Buffon intanto si complimenta per la scelta del CT, ma scorda che nel suo passato vanta di essere stato indagato proprio per scommesse sportive illecite. Ma a parte questo piccolo esempio di generosità e di giustizia, le sentenze ufficiali non hanno mai ricompensato chi si è sempre comportato correttamente: partendo da calciopoli 2006, dove lo scudetto assegnato all’Inter, sa di beffa colossale, dato che pure l’Inter di Facchetti era immersa fino al collo nel mercato degli arbitri, e che la Roma, prima tra le squadre non indagate, non ha ricevuto un bel niente. Se poi si vanno a vedere altri atti dell’inchiesta, si scoprirà che pure la Sensi non era completamente all’oscuro, perché erano state intercettate anche sue telefonate molto compromettenti. E così non si è dato nulla nemmeno al Chievo, la prima squadra per ordine di classifica che nel campionato 2005-2006 non aveva fatto nulla di male, e che, forse più delle altre, meritava l’assegnazione dello scudetto a tavolino. Come d’altronde non si è fatto nulla per la “falsa” promozione in Serie A di Atalanta e Siena, entrambe coinvolte in scommessopoli: nessun punto di penalizzazione per il Siena, 6 per l’Atalanta, ma entrambe sono approdate in Serie A, a discapito di chi aveva fatto un campionato più onesto degli altri, come il Padova, arrivato ai finali di play-off con il Novara, ma che poi è rimasto nella serie cadetta.

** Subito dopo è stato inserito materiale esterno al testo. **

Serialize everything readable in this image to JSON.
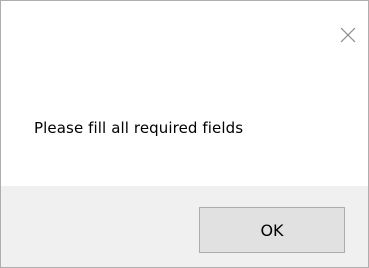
{
  "dialog": {
    "message": "Please fill all required fields",
    "ok_label": "OK",
    "close_icon": "close-icon"
  },
  "colors": {
    "footer_bg": "#f0f0f0",
    "button_bg": "#e1e1e1",
    "button_border": "#adadad",
    "window_border": "#aeaeae"
  }
}
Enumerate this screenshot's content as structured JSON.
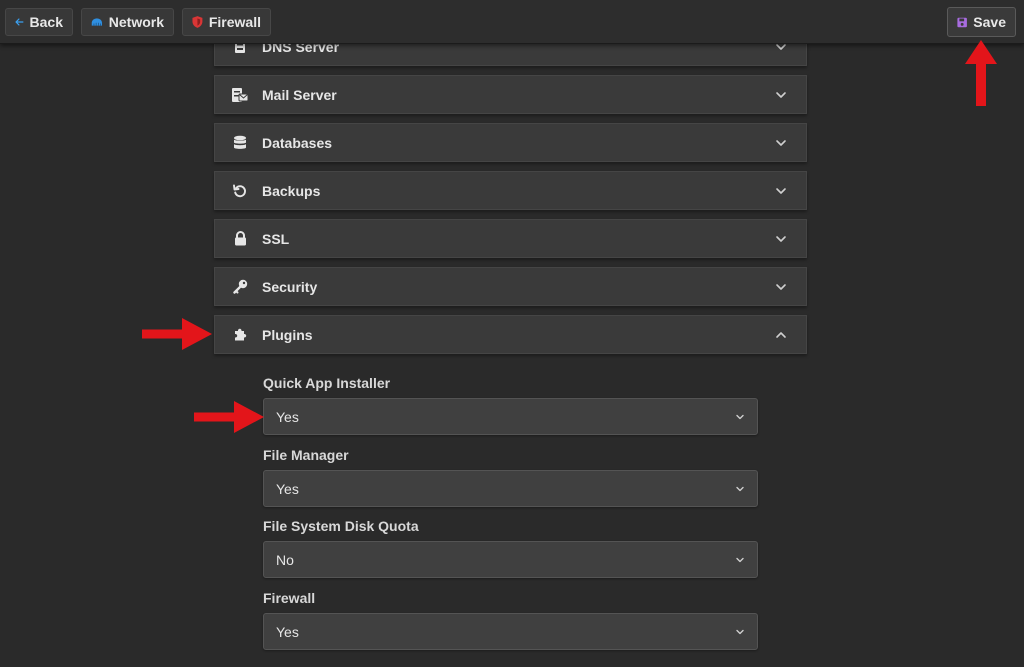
{
  "toolbar": {
    "back_label": "Back",
    "network_label": "Network",
    "firewall_label": "Firewall",
    "save_label": "Save"
  },
  "accordion": {
    "items": [
      {
        "title": "DNS Server",
        "icon": "dns-server-icon",
        "expanded": false
      },
      {
        "title": "Mail Server",
        "icon": "mail-server-icon",
        "expanded": false
      },
      {
        "title": "Databases",
        "icon": "database-icon",
        "expanded": false
      },
      {
        "title": "Backups",
        "icon": "backup-icon",
        "expanded": false
      },
      {
        "title": "SSL",
        "icon": "lock-icon",
        "expanded": false
      },
      {
        "title": "Security",
        "icon": "key-icon",
        "expanded": false
      },
      {
        "title": "Plugins",
        "icon": "puzzle-icon",
        "expanded": true
      }
    ]
  },
  "plugins": {
    "fields": [
      {
        "label": "Quick App Installer",
        "value": "Yes"
      },
      {
        "label": "File Manager",
        "value": "Yes"
      },
      {
        "label": "File System Disk Quota",
        "value": "No"
      },
      {
        "label": "Firewall",
        "value": "Yes"
      }
    ]
  },
  "colors": {
    "background": "#2a2a2a",
    "panel": "#3a3a3a",
    "network_icon": "#2f8fe0",
    "firewall_icon": "#d93636",
    "save_icon": "#a86ce0",
    "annotation_arrow": "#e3151a"
  }
}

La combine tra Lione e Dinamo Zagabria

E vogliamo parlare a livello internazionale? Si ricordi solo un Italia-Corea del Sud del 2002, dove gli azzurri furono battuti 2 a 1 dall’arbitro Moreno, e la successiva Spagna-Corea del Sud, finita ai rigori con la vittoria dei coreani ancora grazie all’arbitraggio venduto. Le partite chiaramente non furono rigiocate e nessuna giustizia ci fu per gli italiani e gli spagnoli, se non le due vittorie alle due coppe del mondo successive. È solo di due settimane e mezzo fa poi la terribile truffa avvenuta in Champions League, su cui però l’Uefa di Michel Platini non apre inchiesta: c’era da aspettarselo visto la nazionalità del presidente, che non vorrebbe certo aprire indagini su una squadra francese.

Eppure l’accaduto ha dell’incredibile: a Zagabria, in Croazia, si gioca Dinamo Zagabria-Lione; dall’altra parte ad Amsterdam si sta giocando Ajax-Real Madrid. La Dinamo è già fuori dall’accesso alle fasi eliminatorie della competizione; al Lione invece poco ci manca per uscirne: è terzo, a 3 punti dall’Ajax, con una differenza reti di -4. L’Ajax è invece tranquilla, se la gioca in casa con il Real di Mourinho, ma sa di poter contare sulla sua differenza reti, a +3. Insomma ogni pronostico dà Real Madrid e Ajax sicure al passaggio del turno, a meno di uno sconvolgimento totale, che di fatto avviene: il Lione vince 7 a 1 fuori casa, segnando sei goal in 40 minuti, mentre l’Ajax perde 3 a 0 contro il Real Madrid, complice due reti annullate per fuorigioco inesistenti. Il Lione raggiunge così l’Ajax a 8 punti in classifica, ma data la nuova differenza reti, ora favorevole alla squadra francese, passa il turno. E se sei goal in 40 minuti con la difesa della Dinamo completamente inerte, e due goal regolari annullati all’Ajax non fanno una prova, l’urlo di indignazione sale al cielo quando la telecamera inquadra un difensore della squadra croata fare l’occhiolino e alzare il dito pollice a un attaccante del Lione. Ma anche per l’Ajax, non ci sarà giustizia.